ORLANDO, Fla. -- For college students, dreams of being in the so-called "real world" are being overshadowed by the high interest on student loans.

  • Interest now at 5.05 percent, concerning students
  • You could still be affected even if you don't have student loans
  • Official suggests paying what you need, more than minimum

On July 1, interest rates jumped to a level that worries some students. It's not just students who are feeling the effects -- it's really anyone who is carrying a balance that doesn't have a fixed interest rate.

Those in the financial world are watching closely the possibility that rates may go even higher.

For college senior Belinta Prudhomme, who is majoring in biomedical science, she's ready to get out of the classroom and enter a dental program.

"Now I actually get to go ahead and have hands on experience, versus the books and all of that," Prudhomme said.

She has high hopes of being a dentist, but the high interest of student loans may follow her around for years.

"With the career that I'm going for, my debt is going to be about $125,000," Prudhomme added.

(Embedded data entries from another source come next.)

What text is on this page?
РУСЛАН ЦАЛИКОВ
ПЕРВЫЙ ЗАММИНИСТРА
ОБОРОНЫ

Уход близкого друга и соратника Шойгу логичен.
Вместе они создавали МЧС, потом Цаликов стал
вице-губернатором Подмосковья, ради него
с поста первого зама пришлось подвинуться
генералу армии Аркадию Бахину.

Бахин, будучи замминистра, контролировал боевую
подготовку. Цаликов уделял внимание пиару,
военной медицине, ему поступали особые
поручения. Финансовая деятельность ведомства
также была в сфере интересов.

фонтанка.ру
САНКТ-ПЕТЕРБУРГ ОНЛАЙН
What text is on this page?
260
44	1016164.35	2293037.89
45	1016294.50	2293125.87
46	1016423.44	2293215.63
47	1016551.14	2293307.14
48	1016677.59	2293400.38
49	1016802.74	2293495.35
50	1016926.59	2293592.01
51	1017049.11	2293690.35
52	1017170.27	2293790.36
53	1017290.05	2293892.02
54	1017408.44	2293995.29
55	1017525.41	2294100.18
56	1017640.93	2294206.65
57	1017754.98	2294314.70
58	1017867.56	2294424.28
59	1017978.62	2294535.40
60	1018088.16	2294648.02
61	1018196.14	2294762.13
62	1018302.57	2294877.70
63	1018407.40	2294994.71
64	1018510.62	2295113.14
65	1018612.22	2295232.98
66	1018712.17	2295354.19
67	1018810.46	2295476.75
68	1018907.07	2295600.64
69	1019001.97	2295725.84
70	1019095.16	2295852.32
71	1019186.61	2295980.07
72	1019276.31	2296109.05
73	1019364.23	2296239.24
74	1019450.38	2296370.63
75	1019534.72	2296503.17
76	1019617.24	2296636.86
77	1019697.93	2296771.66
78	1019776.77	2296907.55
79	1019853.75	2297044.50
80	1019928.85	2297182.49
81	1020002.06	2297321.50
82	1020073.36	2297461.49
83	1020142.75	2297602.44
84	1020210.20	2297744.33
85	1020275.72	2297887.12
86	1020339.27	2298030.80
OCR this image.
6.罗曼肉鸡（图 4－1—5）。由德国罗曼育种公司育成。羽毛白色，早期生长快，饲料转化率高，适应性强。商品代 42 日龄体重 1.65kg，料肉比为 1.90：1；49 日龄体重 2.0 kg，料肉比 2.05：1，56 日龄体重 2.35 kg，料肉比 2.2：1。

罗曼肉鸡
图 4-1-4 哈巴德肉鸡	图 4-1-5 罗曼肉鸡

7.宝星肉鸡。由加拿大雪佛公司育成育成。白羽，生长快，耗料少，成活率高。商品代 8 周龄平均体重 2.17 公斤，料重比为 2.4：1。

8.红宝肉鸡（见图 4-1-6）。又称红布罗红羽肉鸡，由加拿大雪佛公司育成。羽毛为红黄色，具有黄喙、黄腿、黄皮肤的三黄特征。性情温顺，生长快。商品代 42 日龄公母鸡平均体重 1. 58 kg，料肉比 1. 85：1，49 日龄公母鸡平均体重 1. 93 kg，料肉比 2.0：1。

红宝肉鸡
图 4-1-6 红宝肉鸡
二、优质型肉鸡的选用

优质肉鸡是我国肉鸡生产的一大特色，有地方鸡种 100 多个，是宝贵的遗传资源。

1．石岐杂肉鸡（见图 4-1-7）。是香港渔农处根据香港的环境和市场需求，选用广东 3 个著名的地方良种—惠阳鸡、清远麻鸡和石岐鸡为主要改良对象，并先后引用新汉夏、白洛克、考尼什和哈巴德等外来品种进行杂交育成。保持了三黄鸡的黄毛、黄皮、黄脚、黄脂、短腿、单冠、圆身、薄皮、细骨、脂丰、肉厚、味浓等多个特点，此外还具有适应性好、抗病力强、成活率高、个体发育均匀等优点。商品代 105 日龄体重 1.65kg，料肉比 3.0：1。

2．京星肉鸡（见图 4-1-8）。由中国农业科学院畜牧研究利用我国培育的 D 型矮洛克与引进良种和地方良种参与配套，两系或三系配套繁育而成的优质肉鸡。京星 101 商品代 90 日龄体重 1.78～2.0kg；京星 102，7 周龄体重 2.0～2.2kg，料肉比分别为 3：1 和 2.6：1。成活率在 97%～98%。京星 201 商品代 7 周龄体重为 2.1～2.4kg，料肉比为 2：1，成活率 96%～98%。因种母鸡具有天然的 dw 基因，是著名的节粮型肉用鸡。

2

You can imagine the shock factor from what Prudhomme and other students recently noticed -- interest at 5.05 percent.

"It's giving them a hard road to travel when they first get out of college," said Kimberly Stewart, President of KRS Wealth Management in Orlando.

Stewart said it could only get worse.

"We've already had two this year, and there's two more expected to be coming before the year is out," she said.

Even if you don't have student loans, you could still be affected. If you have credit cards, own a home with a mortgage or are thinking about getting a mortgage, interest is going up.

"Anything that has an adjustable interest rate is going to be affected any time the fed increases interest rates," Stewart said.

For Belinta Prudhomme, the interest rate isn't stopping her from reaching her dental goals.

"I get to create beautiful models on teeth that I would eventually build," Prudhomme said.

When it comes to student loans, Kimberly Stewart suggests getting only what you need, pay back what you can, and if possible pay more than the minimum and even double up at times.